The game is deployed and can be publicly accessed and played at: https://minesweeper.pablomatiasgomez.com.ar
Take into consideration that the app is hosted in an NYC datacenter and therefore the latency could be high (~300ms), which does not mean that the app is running slow.
In order to run the app locally, you need to have
- Maven v3+
- Java 11
- MongoDB v4+
Make sure you have the mongo server running at port 27017, or change the file located at src/main/resources/database.properties
which contains the connection string used to connect to the mongo server.
You could either run the app using an IDE, or using the terminal, by executing:
./scripts/build.sh
./scripts/start.sh
Then access the app by going to http://localhost:8080/ in your browser.
The game was implemented using a REST API
Available methods are:
- Create game :
POST /api/games
- Get game :
GET /api/games/:id
- Update game :
PATCH /api/games/:id
- I set myself a limit of 10 hours to build this, so a few features have been left out:
- A game can be paused/resumed but not after leaving the page (there is no way to retrieve a previous created game).
- Accounts are not supported.
- FE improvements that could be made:
- The feedback exposed to the user when the game finishes is vague, and could be improved. E.g. show which flags where wrong, which mines they missed, etc.
- The way to handle the game updates in the FE could be improved a lot, currently it throws away the entire table and renders it back again.
- Show the number of missing mines based of the flagged cells.
- For simplicity and speed, I only wrote backend integration tests, so that I test all layers at once, except the FE. This gives a lines coverage of 88%. Unit tests could easily be created because classes are correctly isolated with their own logic, and external services/models could be mocked.
- Most of the tests cover the successful cases, if more time is available, there should be added other tests that cover edge cases, and not valid requests.

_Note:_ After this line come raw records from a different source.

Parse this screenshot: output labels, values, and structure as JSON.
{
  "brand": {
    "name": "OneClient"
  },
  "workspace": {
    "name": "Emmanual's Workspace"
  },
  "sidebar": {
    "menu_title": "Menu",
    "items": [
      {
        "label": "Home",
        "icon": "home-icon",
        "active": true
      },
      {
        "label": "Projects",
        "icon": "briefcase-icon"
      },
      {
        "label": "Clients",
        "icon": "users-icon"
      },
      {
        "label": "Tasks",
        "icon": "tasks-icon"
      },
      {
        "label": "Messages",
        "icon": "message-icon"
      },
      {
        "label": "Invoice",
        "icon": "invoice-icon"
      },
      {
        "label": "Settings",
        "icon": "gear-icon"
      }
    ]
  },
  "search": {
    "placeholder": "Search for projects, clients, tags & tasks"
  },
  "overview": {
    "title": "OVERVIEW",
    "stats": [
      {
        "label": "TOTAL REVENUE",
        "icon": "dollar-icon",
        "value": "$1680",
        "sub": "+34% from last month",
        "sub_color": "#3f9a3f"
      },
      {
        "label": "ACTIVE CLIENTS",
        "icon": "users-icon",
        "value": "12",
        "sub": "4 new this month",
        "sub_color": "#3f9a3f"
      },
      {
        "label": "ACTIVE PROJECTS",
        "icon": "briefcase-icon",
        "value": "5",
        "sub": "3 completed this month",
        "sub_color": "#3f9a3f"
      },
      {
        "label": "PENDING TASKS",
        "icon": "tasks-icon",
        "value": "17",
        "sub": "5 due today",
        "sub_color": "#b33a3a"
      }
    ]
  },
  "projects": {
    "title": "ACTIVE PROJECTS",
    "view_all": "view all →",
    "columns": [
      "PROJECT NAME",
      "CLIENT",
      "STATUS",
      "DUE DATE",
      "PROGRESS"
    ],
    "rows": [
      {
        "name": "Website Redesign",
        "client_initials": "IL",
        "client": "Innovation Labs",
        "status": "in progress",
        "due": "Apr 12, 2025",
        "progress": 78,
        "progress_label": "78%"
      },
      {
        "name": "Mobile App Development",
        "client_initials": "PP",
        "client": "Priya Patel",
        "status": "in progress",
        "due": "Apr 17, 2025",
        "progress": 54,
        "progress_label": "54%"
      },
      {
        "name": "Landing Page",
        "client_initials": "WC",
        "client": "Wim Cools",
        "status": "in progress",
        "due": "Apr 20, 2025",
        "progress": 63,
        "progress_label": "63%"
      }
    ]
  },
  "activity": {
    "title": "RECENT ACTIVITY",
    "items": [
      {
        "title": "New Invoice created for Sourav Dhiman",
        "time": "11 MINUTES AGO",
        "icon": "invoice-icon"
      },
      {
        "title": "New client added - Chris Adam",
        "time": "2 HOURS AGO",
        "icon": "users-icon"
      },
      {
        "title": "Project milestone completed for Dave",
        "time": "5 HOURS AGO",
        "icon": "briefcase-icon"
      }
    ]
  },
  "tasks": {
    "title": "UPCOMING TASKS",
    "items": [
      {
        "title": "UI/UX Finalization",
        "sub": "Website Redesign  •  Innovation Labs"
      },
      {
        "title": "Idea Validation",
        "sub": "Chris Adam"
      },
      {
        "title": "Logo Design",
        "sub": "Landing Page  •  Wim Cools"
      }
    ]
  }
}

- All the patch operations currently return the entire game with all their cells. This works fine because the game entity is not big (and I'm using gzip because the content is pretty much repeated), but it is not ideal. Eventually the cells could be moved to a sub resource, or we could return only the modified cells when patching a game, and update those in the frontend instead of rendering the entire game again.
- The patch request is based on rfc6902. This is because the cells are represented as an array of arrays, and modifying an array cannot be represented with a partial game entity (unless using empty objects which is not ideal).